Eu também adorava ouvir histórias quando era criança e ainda gosto. Mas eu lembro que, às vezes, nos fins de semana minha bisavó ia dormir lá em casa. E a coisa que eu mais gostava nesses dias era domingo de manhã. Como toda criança eu acordava cedo para aproveitar o dia de folga. Aí eu ia direto para debaixo das cobertas da minha bisa e pedia para ela me contar histórias de índio. Ela viveu em Laranjeiras do Sul. Foi muito rica. Casou com um tio dela aos 12 anos. Ele tinha uns 40 para mais. Coisas de antigamente. Depois, ela perdeu todo o dinheiro. Essas coisas acontecem na vida da gente.

Mas, na época, tinha muito índio por lá. As distâncias eram longas e sempre se viajava ou de cavalo ou de carroça.

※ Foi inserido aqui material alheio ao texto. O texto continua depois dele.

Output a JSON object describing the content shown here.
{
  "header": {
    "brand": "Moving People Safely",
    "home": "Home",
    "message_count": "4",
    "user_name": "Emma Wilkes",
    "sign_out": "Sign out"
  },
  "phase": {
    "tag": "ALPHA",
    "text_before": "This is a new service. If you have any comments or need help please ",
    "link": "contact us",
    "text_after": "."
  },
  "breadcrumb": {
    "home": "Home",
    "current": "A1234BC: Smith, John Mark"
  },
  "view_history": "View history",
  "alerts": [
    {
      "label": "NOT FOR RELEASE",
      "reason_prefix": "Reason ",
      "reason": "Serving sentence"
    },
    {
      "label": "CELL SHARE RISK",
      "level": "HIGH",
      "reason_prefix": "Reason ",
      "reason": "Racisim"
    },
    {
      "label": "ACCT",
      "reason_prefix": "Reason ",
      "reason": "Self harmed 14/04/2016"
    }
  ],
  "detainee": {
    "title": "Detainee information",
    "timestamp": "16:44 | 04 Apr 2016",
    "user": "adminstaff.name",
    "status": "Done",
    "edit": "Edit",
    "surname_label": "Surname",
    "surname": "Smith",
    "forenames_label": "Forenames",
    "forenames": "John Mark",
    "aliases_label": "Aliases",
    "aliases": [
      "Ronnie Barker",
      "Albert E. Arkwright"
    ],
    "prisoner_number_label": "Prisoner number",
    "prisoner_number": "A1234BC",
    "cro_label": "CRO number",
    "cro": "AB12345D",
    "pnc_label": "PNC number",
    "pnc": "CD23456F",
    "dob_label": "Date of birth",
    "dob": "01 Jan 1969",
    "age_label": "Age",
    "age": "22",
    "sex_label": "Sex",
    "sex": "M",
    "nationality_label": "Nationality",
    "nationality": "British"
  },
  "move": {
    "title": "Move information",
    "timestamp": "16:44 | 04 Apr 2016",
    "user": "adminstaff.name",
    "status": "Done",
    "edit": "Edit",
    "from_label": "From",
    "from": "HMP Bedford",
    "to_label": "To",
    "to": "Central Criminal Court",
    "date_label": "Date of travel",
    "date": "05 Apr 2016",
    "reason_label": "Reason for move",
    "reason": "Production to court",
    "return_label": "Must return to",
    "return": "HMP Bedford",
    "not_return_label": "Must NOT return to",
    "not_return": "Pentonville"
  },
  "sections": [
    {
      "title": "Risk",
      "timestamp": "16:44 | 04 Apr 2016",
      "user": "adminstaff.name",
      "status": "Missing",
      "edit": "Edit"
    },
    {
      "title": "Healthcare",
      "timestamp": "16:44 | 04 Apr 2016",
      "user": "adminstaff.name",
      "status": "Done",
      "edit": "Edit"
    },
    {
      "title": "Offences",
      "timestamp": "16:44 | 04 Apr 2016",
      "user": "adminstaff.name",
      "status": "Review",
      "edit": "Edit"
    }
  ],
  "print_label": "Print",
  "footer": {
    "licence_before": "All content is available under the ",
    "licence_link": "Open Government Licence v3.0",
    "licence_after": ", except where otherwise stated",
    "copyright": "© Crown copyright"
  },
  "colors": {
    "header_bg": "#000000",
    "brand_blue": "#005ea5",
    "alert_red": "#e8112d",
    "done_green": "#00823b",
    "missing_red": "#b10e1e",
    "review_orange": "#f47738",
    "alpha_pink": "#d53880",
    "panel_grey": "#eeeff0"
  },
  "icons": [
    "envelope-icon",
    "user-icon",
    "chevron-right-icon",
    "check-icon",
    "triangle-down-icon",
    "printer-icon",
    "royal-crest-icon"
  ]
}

Um dia, os índios cercaram a carroça da bisa. Ninguém sabia o que ia acontecer. Parecia que tudo ia ficar complicado. Será que os índios iam devorar todo mundo? Não sei. Só sei que minha bisa foi a primeira na região a ter uma vitrola (é como um CD-Player, mas tem um trombonão que parece uma flor para sair o som. Bem, mais ou menos isso).

Ela tirou a vitrola do meio da bagagem e botou um disco para os índios escutarem (não precisava de eletricidade. Era à corda). Aí foi pior. Não queriam mais deixar ela ir embora. Ou ela teria que deixar a vitrola, que era muito cara e que os índios não sabiam ligar, ou teria que ficar ali, morando com eles. Nesse meito tempo, a carroça estava parada, tinha criança chorando e até homem brabo com medo. Bem acabou o espaço. É melhor você mesmo acabar essa história, né? Tá bom? Então, tchau! Se eu lembrar, mês que vem eu conto como tudo isso acabou.